The use of headphones by individuals for the purpose of listening to audio programs including music or for simply filtering the ambient noise in our environment has become ubiquitous. This is true to the development of the MP3 player as well as the utilization of such services as ITunes to download music. Individual's are traversing the streets with their headphones in place as well as using them while they are utilizing public transportation such as airplanes, commuter and long distance railroads, as well as buses. While the use of these headphones does give the individual enjoyment, there are problems involved with the utilization of these devices. For example, ambient noise such as is produced by other passengers using the various modes of public transportation while talking on cell phones or with other passengers, would make the use of these devices less enjoyable. This is due to the fact that the individual would hear a constant verbal barrage generated by these other passengers or the sounds of the various conveyances themselves, such as the humming of airplane or bus engines.

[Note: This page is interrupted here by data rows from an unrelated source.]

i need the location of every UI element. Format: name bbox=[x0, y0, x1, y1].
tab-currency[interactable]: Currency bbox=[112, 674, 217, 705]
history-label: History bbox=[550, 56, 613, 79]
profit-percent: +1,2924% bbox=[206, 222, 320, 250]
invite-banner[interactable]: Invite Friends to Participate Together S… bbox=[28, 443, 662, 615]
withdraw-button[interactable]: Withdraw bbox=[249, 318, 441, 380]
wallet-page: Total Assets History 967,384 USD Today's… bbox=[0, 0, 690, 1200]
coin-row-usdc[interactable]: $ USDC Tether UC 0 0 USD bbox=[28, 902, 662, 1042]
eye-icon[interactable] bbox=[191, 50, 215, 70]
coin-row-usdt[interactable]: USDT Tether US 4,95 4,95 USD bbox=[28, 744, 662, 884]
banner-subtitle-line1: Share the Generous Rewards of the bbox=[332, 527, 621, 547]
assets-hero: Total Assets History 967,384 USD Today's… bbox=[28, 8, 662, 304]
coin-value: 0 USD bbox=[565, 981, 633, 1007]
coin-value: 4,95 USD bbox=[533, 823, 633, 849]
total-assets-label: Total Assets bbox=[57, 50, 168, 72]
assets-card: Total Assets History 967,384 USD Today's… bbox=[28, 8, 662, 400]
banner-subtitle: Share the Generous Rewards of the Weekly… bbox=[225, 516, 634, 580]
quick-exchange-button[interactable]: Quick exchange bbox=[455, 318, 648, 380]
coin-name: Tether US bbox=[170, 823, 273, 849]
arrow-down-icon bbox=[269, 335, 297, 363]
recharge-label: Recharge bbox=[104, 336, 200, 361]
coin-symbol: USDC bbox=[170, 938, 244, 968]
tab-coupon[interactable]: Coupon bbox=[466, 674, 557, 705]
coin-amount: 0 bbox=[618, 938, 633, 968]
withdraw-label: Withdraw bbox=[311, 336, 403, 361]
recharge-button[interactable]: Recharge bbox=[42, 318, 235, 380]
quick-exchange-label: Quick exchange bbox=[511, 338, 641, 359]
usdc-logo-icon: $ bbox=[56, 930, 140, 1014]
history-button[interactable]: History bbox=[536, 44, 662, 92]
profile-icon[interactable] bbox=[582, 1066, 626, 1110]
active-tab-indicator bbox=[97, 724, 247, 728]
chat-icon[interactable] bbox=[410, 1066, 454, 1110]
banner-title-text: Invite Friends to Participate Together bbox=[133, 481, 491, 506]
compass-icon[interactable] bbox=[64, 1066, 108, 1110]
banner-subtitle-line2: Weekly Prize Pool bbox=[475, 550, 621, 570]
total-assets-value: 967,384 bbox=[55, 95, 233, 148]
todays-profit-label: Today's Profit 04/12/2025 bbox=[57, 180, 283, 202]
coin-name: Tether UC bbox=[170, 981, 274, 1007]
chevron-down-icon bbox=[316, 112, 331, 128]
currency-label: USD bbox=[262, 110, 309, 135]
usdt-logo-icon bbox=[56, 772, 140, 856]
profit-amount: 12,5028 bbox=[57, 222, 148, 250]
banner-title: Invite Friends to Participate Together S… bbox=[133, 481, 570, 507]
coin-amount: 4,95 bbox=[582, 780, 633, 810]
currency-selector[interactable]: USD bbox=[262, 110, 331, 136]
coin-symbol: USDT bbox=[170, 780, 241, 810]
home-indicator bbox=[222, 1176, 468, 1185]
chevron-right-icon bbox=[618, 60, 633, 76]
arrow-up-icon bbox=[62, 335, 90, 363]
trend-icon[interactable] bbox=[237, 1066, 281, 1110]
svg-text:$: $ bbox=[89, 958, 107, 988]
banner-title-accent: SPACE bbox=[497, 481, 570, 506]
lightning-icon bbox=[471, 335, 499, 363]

These problems have been alleviated somewhat through the utilization of an active noise reduction (ANR) system used in conjunction with the headphones. These headphones are not only provided with a loudspeaker for producing music or any other audio output, they are also provided with a microphone for sensing the ambient noise in the environment. The ANR includes circuitry for sensing this ambient noise through the microphone and producing a signal which has the same amplitude as the ambient noise but is 180° out of phase of that signal. A negative feedback loop is provided introducing both the ambient noise to the loop, as well as the sound wave produced by the ANR which is 180° out of phase with the ambient noise, thereby cancelling and eliminating the ambient noise, and consequently allowing an individual to enjoy only the audio output produced by the loudspeaker.
However, due to the very limited space in which both the microphone as well as the loudspeaker are housed, a problem relating to audio feedback has occurred. Audio feedback is produced when the sound from the loudspeaker is fed into the microphone, creating a high pitched electronic squeal which typically rises in volume until various adjustments are made. When the audio feedback is created with both the loudspeaker and the microphone situated in a relatively large enclosure, such as an auditorium, corrective action such as turning down the volume of the loudspeaker or the microphone would alleviate the problem. However, when the enclosed space in which the loudspeaker and the microphone are included, such as is provided in a standard headphone is very limited in size, it is more difficult to correct this problem. Due to this relatively small enclosure, the operating parameters of both the loudspeaker and the microphone are tuned to a very low tolerance of error. Consequently, if the enclosed space in which both the loudspeaker and the microphone are housed is reduced even slightly due to even inadvertent pressure applied to the ear muff of the headphone, the annoying high pitch squeal due to the audio feedback would be produced.